That first manuscript

31 07 2013

Then it happens.  Years have passed, hours of solitude beyond measure, living in your own head.  You have tied off the final loose end, your (anti) heroine has achieved her aims, the final fact has been checked against more than one reference source. It’s finished.  A full draft of your first book.  You’ve proof read it again and again and it looks fine.  You know there will be oodles more typos to spot but this is it.  Add the header detail and page numbers, do a final spell check, open the window and set preferences.

Then. Press. Print.

Go boil a kettle – your home printer always takes longer than the one at work or down at the printers.

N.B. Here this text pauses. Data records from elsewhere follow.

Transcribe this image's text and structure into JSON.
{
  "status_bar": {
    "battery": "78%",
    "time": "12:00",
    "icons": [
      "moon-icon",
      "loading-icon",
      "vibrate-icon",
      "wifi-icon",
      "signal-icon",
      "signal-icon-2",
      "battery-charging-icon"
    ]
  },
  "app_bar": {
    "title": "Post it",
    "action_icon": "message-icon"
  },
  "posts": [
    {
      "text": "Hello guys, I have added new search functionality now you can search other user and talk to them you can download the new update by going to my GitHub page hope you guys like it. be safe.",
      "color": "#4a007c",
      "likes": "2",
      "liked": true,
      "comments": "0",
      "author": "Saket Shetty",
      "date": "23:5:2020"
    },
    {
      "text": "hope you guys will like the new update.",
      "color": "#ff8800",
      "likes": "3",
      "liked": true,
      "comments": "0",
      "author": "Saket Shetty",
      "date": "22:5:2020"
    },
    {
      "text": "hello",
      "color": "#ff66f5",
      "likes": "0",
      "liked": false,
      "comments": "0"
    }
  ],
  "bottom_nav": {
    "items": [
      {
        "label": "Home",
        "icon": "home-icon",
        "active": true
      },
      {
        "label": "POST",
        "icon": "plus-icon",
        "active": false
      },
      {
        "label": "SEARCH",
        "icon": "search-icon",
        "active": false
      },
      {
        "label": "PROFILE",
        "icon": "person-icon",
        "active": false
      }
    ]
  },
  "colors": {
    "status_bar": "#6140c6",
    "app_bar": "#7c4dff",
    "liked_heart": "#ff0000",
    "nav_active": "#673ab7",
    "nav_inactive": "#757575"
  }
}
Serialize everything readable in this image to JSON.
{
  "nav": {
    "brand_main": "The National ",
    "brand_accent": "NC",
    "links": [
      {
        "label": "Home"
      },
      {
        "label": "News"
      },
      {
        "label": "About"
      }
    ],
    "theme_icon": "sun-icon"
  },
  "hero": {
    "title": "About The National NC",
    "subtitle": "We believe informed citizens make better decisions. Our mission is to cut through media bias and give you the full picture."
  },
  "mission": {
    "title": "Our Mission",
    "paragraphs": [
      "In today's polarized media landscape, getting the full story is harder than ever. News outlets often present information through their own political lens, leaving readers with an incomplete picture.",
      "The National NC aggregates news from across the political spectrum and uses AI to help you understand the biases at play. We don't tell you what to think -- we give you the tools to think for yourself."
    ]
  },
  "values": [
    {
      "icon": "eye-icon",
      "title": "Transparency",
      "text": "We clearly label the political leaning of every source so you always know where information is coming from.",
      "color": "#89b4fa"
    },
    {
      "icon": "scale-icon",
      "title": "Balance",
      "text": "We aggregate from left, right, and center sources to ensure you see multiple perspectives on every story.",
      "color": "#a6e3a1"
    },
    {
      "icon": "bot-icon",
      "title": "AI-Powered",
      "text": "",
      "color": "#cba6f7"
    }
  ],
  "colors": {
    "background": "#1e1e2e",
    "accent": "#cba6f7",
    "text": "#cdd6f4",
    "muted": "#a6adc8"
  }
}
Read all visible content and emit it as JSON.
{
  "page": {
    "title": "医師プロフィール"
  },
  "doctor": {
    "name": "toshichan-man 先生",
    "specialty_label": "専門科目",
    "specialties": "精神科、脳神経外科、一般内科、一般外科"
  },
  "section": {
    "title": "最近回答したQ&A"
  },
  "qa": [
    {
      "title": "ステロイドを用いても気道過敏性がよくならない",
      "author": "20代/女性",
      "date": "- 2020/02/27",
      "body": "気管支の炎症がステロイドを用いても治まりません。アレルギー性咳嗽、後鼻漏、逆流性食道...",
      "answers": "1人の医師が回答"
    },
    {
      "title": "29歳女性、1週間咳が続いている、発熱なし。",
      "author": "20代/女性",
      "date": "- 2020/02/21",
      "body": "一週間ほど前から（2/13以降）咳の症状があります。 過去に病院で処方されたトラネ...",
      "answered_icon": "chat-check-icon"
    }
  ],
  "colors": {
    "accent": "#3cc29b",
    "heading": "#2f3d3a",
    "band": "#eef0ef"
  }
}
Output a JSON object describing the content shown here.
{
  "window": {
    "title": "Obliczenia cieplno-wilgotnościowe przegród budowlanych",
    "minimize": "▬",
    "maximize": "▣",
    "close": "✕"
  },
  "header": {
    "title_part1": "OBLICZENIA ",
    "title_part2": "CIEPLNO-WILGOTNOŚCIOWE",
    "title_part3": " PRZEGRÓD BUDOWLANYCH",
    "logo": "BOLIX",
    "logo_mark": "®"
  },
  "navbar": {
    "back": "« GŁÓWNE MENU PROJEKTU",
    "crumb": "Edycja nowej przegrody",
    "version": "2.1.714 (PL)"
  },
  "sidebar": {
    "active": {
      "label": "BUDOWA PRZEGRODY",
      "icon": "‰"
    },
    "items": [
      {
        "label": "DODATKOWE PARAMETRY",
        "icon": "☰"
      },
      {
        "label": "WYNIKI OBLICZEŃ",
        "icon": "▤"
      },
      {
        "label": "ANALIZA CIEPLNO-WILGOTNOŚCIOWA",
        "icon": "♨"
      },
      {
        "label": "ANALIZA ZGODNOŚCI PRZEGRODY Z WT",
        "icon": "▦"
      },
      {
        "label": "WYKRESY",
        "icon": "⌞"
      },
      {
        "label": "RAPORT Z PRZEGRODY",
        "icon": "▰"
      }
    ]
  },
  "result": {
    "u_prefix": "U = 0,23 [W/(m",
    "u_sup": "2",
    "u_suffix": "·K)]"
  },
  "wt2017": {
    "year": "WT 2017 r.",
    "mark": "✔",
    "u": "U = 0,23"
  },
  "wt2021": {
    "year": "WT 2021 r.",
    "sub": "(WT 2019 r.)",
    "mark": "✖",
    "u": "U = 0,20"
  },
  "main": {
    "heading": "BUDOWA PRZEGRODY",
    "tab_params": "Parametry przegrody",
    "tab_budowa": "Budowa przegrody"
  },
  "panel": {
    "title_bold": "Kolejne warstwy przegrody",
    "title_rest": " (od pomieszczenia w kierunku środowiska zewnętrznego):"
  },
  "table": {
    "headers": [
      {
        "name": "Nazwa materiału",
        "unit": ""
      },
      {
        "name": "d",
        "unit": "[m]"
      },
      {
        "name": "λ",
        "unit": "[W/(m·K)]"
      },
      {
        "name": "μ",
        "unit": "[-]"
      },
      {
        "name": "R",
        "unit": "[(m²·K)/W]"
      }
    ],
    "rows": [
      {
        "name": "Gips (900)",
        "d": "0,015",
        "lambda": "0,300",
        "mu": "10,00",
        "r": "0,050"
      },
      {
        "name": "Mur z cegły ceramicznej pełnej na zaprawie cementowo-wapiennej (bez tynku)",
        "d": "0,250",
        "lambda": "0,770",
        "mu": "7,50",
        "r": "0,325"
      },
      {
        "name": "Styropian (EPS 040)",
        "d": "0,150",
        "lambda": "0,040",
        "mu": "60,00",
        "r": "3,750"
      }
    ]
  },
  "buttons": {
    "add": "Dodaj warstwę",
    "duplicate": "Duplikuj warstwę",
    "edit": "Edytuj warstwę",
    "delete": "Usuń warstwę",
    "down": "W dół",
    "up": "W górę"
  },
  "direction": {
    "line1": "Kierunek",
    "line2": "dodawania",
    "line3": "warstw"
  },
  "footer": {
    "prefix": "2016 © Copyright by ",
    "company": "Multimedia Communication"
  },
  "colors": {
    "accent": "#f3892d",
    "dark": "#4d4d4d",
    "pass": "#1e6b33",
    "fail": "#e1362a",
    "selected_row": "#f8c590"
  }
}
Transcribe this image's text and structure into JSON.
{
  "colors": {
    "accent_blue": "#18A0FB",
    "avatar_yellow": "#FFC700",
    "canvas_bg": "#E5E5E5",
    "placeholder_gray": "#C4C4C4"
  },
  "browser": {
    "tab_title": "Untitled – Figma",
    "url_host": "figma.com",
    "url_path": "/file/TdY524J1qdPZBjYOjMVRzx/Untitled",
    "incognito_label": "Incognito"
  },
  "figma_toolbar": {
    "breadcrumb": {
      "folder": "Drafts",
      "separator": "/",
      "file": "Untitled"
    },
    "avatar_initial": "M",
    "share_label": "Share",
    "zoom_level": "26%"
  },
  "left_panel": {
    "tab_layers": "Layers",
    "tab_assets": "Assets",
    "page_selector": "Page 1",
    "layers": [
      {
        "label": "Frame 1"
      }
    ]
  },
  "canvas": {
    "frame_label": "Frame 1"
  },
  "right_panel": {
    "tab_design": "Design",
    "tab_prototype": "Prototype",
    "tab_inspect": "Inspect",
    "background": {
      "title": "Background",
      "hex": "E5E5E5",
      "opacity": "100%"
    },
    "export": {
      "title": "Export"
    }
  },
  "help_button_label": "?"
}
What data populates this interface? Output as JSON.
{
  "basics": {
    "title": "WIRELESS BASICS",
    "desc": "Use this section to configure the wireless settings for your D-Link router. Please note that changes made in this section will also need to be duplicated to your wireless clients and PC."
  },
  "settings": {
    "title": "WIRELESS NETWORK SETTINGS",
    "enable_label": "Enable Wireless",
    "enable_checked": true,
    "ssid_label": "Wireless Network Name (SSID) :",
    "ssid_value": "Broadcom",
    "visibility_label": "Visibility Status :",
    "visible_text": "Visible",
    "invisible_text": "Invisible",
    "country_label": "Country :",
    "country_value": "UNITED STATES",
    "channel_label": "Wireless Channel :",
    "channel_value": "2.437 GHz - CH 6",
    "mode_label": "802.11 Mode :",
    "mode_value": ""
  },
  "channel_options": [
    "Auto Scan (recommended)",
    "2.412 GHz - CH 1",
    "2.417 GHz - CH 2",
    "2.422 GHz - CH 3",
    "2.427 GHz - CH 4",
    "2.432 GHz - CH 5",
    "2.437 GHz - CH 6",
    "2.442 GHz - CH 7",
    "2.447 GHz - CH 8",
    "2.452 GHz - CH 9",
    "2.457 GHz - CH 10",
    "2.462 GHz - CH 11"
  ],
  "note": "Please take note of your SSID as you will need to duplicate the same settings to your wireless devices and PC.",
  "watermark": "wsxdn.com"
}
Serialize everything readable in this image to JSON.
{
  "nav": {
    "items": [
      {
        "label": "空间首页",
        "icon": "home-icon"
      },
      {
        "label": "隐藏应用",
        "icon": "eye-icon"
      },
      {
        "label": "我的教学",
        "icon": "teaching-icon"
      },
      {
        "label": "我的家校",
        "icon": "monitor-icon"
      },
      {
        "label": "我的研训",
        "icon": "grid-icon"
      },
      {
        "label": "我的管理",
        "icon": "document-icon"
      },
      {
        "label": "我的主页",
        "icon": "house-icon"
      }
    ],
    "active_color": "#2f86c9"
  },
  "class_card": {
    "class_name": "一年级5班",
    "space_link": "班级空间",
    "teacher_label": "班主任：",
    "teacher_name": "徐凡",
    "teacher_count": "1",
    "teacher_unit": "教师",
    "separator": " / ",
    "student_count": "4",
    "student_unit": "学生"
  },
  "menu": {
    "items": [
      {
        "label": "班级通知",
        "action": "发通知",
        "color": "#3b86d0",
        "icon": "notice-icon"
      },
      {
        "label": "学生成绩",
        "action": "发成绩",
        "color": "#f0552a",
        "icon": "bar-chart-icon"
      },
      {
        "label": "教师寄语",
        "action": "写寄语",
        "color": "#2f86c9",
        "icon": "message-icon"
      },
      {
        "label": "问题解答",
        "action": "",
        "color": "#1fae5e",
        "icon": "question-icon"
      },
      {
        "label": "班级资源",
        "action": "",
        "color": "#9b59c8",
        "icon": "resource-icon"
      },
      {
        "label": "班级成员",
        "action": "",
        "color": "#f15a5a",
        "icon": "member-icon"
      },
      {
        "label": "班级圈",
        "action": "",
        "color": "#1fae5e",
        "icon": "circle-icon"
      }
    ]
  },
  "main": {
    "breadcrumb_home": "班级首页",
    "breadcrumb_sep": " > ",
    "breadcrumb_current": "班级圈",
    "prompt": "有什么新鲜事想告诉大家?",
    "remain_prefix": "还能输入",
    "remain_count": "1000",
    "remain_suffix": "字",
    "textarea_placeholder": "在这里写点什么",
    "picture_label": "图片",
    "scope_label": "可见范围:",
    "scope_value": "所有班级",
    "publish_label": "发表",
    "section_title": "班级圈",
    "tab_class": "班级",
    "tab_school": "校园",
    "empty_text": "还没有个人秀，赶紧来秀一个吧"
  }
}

Then you have it in your hand. Your first manuscript. What the hell do you do now?

I remember doing all that. I printed it. It just sat there on the table I used as a desk back then, with a bulldog clip holding it together.  It was bigger than I’d expected and that was before I printed it single sided for sending off my publisher. I remembered exactly how I felt.

I ignored it. So I could pretend it wasn’t there I put a copy of the newspaper over it. It became a newsprint lump to try to ignore. I was pretending I didn’t have a piece of life, of mind hiding in those pages.

Who to read it first? I didn’t let anyone see it, not even a page. A big part of me was tempted to send it off before I even let my friends read it – is it right that I should prefer scorn and rejection from a stranger than from those closest to me?

But it wasn’t mine any more. That’s the point. Give birth and let it find its own place in the world. It really was an education, long sought.